You're getting younger Kal. You like simplicity in differentiating, and are up to date with the Internet. :T

* But I'm sorry, "Multipontential" and "Pluripotential" are two big of a words for me. :blink:

Regards Kal,
Bob


----------



## recruit (May 9, 2009)

Nice Run down Aaron :T It looks so compact but with plenty of features!


----------



## selden (Nov 15, 2009)

I recently bought a 1501 for my bedroom system. A concern for me is the low power (50W/channel at 8 ohms). I usually have to turn it up to about the half-way value to get a reasonable sound level. Of course, the sound level also depends on the recording level of the source material. For some pop/rock CDs I discovered that I had to turn it way down!


----------



## recruit (May 9, 2009)

It is a very tidy solution and will fit in almost anywhere, when compared to other offerings...


----------



## KASR (Jun 9, 2009)

Continuing to tinker with it - just ran the EQ Setup to solve a problem with TrueHD not sounding quite right and lo-and-behold it not only fixed the problem, but it sounded pretty good across the board!


----------



## Lordoftherings (Feb 8, 2009)

selden said:


> I recently bought a 1501 for my bedroom system. A concern for me is the low power (50W/channel at 8 ohms). I usually have to turn it up to about the half-way value to get a reasonable sound level. Of course, the sound level also depends on the recording level of the source material. For some pop/rock CDs I discovered that I had to turn it way down!
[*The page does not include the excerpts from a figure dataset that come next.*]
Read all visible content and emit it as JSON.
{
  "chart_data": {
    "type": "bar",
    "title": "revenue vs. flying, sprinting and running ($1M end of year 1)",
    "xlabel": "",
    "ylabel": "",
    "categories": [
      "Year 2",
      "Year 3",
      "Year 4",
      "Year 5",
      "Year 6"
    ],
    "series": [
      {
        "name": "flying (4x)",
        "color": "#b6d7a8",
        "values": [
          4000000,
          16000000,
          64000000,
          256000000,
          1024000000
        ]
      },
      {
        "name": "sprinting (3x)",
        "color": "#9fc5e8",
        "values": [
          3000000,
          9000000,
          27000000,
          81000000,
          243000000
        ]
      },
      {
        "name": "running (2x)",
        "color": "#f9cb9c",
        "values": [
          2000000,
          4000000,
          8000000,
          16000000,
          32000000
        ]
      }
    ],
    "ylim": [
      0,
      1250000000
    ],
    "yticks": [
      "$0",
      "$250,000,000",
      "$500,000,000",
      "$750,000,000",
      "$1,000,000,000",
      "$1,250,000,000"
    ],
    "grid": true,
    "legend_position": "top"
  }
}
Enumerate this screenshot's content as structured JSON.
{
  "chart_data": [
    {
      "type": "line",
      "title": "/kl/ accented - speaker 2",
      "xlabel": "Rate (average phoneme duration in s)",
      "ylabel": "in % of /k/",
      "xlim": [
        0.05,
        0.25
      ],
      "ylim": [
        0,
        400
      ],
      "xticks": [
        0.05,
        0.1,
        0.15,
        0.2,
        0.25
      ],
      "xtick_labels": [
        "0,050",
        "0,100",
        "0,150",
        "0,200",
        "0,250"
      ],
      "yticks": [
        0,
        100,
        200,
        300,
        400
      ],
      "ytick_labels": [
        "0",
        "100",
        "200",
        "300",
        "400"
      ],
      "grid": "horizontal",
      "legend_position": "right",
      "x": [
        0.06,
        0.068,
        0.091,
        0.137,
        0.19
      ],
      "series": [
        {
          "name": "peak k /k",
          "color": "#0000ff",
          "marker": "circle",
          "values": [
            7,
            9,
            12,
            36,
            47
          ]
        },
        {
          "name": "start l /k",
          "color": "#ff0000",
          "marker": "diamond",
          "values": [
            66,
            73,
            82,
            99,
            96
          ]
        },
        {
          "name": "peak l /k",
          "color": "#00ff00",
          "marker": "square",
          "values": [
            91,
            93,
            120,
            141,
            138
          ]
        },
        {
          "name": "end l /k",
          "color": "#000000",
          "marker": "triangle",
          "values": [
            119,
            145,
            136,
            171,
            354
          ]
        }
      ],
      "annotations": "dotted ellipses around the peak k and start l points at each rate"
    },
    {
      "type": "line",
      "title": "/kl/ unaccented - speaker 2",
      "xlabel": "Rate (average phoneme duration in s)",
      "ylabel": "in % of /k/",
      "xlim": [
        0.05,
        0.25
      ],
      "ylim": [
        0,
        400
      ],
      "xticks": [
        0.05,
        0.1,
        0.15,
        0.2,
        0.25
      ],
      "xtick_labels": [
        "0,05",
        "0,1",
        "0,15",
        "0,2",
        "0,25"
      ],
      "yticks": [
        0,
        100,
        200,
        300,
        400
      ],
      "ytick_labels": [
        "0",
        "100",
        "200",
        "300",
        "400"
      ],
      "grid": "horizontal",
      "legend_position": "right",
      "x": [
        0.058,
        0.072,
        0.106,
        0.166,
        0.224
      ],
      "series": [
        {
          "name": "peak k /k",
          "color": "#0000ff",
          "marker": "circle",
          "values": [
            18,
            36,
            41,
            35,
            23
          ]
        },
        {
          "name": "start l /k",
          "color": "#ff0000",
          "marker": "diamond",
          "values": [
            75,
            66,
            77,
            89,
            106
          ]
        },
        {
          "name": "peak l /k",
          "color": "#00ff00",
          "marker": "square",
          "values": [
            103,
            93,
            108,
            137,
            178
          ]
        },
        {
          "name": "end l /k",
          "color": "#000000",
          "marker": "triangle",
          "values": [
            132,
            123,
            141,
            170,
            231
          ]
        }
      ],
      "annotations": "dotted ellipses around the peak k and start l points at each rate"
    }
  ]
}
Don't be concern about this, it is absolutely normal, just like you said it yourself (dependent of the source material).



KASR said:


> Continuing to tinker with it - just ran the EQ Setup to solve a problem with TrueHD not sounding quite right and lo-and-behold it not only fixed the problem, but it sounded pretty good across the board!


Excellent news! :T


----------



## selden (Nov 15, 2009)

Lordoftherings said:


> Don't be concern about this, it is absolutely normal, just like you said it yourself (dependent of the source material).


My concern is with clipping when I turn the gain way up. I'd rather not fry my tweeters.

Can anyone recommend any oscilloscope software / microphone combination that can be used to view the audio waveform?


----------



## Lordoftherings (Feb 8, 2009)

selden said:


> Can anyone recommend any oscilloscope software / microphone combination that can be used to view the audio waveform?


I believe that Mr. Kal Rubinson might be able to help you out on this. Just ask him personally, I'm sure he'll be delighted.
* See post #8 for his name.


----------